WEST COLUMBIA, S.C. – Clemson University experts are ready to help South Carolina farmers and food processing facilities meet requirements brought about by the biggest change in food safety laws in 80 years.

Peach trees in bloom in the spring at the Clemson University Musser Fruit Research Farm.

The Produce Safety Rule is one component of the Food Safety Modernization Act and applies to produce, such as peaches, that may be consumed raw by humans. It affects farmers in South Carolina who grow fresh produce that is typically consumed without cooking first.
Image Credit: Clemson University

This legislation, the Food Safety Modernization Act (FSMA) comes from the U.S. Food and Drug Administration (FDA) and was signed into law on Jan. 4, 2011. The earliest compliance dates for some farms is set to begin this November.

Clemson University is providing FDA-approved training for anyone interested in becoming certified Preventive Controls Qualified Individuals (PCQI). The training is called Preventive Controls for Human Food Regulation (PCHF) and will be offered from 8:30 a.m.to 5 p.m., Feb. 15-17, in the Phillips Market Center, 117 Ballard Court Highway, West Columbia, S.C. 29172.

“The Food Safety Modernization Act is an update of federal laws for food safety,” said Julie Northcutt, professor and Clemson University Cooperative Extension Service Program team leader for Food Safety and Nutrition. “Prior to the passage of this act, we were operating under the Food, Drug and Cosmetic Act of 1938. This is the biggest overhaul of our food safety system in about 80 years.”

The Produce Safety Rule is one component of the Food Safety Modernization Act (FSMA) and applies to produce that may be consumed raw by humans. It affects farmers in South Carolina who grow peaches, melons, berries, cucumbers, squash, tomatoes, kale, broccoli, spinach and other fresh produce. Clemson experts are working with members of the South Carolina Department of Agriculture to design plans to assist South Carolina farmers with the new law, including hiring new people at both institutions.

“This Rule establishes standards for growing, harvesting, packing and holding produce on farms,” said Scott Whiteside, professor and Extension specialist. “This law is designed to shift the focus from responding to foodborne illness outbreaks to preventing foodborne illness outbreaks. We will be working with members of the South Carolina Department of Agriculture to assist our farmers in becoming compliant with this new rule.”

One of the requirements of this new legislation is for each food processing facility to have at least one PCQI to oversee or conduct preparation of a food safety plan, reanalysis of the food safety plan, validation of preventive controls and review of records. Becoming a PCQI requires successful completion of an FDA-approved training in the development and application of risk-based preventive controls, or have this training through approved qualified job experience.

Cost of the training is $750 and includes a Preventive Control Guide, Association of Food and Drug Officials (AFDO) certification fee, Preventive Control Exercise Book, lunch and snacks. Individuals successfully completing this course and passing the course exam will become a PCQI and can perform all the food safety activities as outlined in FSMA.

Class size is limited to 25 participants. To register, go to http://bit.ly/2jPzSa2.

Anyone with questions about the training can contact Adair Hoover, cpope@clemson.edu.

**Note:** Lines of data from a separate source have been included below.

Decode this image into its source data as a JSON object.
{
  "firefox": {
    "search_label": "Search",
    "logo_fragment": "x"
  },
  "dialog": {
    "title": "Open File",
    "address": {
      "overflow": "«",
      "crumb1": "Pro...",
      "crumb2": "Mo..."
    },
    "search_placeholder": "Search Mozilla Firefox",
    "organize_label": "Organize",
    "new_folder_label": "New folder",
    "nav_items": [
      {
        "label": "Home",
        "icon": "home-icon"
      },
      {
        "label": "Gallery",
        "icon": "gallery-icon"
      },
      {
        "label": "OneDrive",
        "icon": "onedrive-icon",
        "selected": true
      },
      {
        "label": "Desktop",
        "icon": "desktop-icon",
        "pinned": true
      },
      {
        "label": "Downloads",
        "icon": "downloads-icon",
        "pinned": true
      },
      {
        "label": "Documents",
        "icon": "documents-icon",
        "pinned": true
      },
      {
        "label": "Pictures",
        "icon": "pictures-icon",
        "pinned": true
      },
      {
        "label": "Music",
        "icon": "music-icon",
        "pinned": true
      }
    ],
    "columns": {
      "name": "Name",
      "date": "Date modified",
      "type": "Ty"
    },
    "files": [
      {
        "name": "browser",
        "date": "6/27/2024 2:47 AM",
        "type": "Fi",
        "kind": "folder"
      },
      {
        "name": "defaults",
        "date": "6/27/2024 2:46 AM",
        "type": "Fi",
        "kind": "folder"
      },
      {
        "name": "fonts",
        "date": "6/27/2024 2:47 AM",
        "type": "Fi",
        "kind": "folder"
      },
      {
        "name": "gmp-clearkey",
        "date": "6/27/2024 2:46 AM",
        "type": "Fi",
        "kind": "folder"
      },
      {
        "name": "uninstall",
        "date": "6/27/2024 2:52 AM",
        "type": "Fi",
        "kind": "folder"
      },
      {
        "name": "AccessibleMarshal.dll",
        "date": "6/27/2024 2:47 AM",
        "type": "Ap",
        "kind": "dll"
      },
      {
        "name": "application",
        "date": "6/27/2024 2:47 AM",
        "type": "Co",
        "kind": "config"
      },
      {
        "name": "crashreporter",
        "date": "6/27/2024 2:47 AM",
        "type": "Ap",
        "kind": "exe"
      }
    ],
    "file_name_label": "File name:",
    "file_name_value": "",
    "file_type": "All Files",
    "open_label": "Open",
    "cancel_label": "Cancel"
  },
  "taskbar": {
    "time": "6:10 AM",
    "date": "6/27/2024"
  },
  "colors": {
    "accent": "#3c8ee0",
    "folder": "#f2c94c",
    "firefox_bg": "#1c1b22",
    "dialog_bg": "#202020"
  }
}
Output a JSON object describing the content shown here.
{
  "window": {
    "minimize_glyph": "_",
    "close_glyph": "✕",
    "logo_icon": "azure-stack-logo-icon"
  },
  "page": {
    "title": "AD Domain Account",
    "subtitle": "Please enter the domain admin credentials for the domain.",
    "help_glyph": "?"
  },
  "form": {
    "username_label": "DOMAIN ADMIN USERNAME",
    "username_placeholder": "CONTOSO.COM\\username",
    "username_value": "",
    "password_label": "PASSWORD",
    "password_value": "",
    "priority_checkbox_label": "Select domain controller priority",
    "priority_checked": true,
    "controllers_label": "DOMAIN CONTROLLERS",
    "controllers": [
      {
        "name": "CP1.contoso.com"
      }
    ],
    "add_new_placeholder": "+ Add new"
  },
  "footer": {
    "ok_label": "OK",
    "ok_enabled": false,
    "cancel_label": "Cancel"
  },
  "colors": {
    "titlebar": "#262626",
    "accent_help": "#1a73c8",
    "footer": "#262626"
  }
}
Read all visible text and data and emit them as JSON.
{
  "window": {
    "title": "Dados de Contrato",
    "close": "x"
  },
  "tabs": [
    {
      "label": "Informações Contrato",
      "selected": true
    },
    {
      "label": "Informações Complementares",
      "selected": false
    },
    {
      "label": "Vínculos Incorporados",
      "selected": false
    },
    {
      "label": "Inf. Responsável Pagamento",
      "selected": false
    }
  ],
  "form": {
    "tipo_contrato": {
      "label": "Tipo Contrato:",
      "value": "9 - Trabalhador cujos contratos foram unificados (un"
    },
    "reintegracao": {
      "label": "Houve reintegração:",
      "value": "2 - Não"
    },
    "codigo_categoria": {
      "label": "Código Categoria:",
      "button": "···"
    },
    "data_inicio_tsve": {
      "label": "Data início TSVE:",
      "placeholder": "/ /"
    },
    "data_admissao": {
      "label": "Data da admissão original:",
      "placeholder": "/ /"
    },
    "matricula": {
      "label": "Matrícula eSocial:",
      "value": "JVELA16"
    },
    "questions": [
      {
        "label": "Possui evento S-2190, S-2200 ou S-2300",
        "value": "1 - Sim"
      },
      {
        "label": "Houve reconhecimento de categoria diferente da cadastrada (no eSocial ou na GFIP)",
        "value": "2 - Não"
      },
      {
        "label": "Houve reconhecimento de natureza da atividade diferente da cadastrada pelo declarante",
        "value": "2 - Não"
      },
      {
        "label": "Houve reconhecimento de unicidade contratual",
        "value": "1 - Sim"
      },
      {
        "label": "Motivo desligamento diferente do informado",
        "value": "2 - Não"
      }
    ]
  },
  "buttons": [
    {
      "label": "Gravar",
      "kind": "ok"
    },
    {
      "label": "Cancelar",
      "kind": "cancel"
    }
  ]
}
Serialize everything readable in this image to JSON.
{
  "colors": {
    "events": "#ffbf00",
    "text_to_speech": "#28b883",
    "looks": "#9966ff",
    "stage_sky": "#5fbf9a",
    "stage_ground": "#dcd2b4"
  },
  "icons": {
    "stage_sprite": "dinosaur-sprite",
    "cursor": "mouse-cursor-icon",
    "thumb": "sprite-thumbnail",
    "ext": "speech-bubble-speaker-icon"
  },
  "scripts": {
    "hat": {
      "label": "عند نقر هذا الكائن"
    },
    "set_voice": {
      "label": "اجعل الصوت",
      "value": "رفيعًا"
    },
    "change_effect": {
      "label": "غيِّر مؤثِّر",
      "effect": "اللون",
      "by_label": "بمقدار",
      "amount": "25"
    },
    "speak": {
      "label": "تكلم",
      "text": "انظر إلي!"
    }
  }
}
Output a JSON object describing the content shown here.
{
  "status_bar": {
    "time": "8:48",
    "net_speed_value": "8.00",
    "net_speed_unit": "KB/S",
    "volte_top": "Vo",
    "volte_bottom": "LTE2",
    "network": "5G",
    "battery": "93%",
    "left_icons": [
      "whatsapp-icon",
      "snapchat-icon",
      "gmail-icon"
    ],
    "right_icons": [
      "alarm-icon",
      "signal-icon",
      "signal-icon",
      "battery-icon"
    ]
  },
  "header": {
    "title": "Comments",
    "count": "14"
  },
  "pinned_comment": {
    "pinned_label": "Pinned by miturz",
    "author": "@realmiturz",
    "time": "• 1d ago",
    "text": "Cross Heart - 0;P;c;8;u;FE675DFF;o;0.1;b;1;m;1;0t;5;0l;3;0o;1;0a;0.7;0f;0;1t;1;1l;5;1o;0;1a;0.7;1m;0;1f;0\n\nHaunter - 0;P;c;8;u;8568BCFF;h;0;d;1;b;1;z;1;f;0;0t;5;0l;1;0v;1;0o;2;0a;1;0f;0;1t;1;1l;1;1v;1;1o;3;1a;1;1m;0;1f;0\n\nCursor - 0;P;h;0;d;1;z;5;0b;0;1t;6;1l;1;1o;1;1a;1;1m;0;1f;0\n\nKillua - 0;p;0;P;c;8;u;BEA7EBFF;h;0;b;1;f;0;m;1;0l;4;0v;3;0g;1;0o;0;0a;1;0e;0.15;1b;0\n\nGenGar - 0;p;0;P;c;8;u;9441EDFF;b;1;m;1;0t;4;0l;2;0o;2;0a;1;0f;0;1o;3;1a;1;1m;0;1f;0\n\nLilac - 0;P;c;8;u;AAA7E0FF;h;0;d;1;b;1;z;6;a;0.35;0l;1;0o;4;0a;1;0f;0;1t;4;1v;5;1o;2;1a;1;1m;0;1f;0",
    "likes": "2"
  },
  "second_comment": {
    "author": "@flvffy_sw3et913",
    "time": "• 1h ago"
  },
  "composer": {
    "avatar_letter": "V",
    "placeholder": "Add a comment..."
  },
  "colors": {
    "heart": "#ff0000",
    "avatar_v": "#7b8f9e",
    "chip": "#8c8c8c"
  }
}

FSMA is a comprehensive law; the Produce Safety Rule is only one of seven key elements it covers.  Farmers who are not exempt from the Produce Safety Rule should attend training to help them document safe-handling practices on the five areas covered in the rule. For a complete list of exemptions to the rule, read the FSMA Final Rule on Produce Safety. The FDA has published a flow chart to help identify who is exempt and who is not exempt.

The FSMA also covers human food (in addition to fresh produce) and animal food.

According to the Centers for Disease Control and Prevention, about 48 million people (1 in 6 Americans) get sick, 128,000 are hospitalized and 3,000 die each year from foodborne diseases. A study by the FDA of foodborne disease outbreaks between 1996 and 2010 showed approximately 131 produce-related reported outbreaks, resulting in 14,350 outbreak-related illnesses, 1,382 hospitalizations and 34 deaths. The study also showed that contamination was likely to have happened early in the production chain, during growing, harvesting, manufacturing, processing, packing, holding or transportation. These outbreaks were associated with approximately 20 different fresh produce commodities. FDA officials said the passage of FSMA enables the administration to better protect public health by strengthening the food safety system. This law allows FDA officials to focus more on preventing food safety problems rather than relying primarily on reacting to problems after they occur.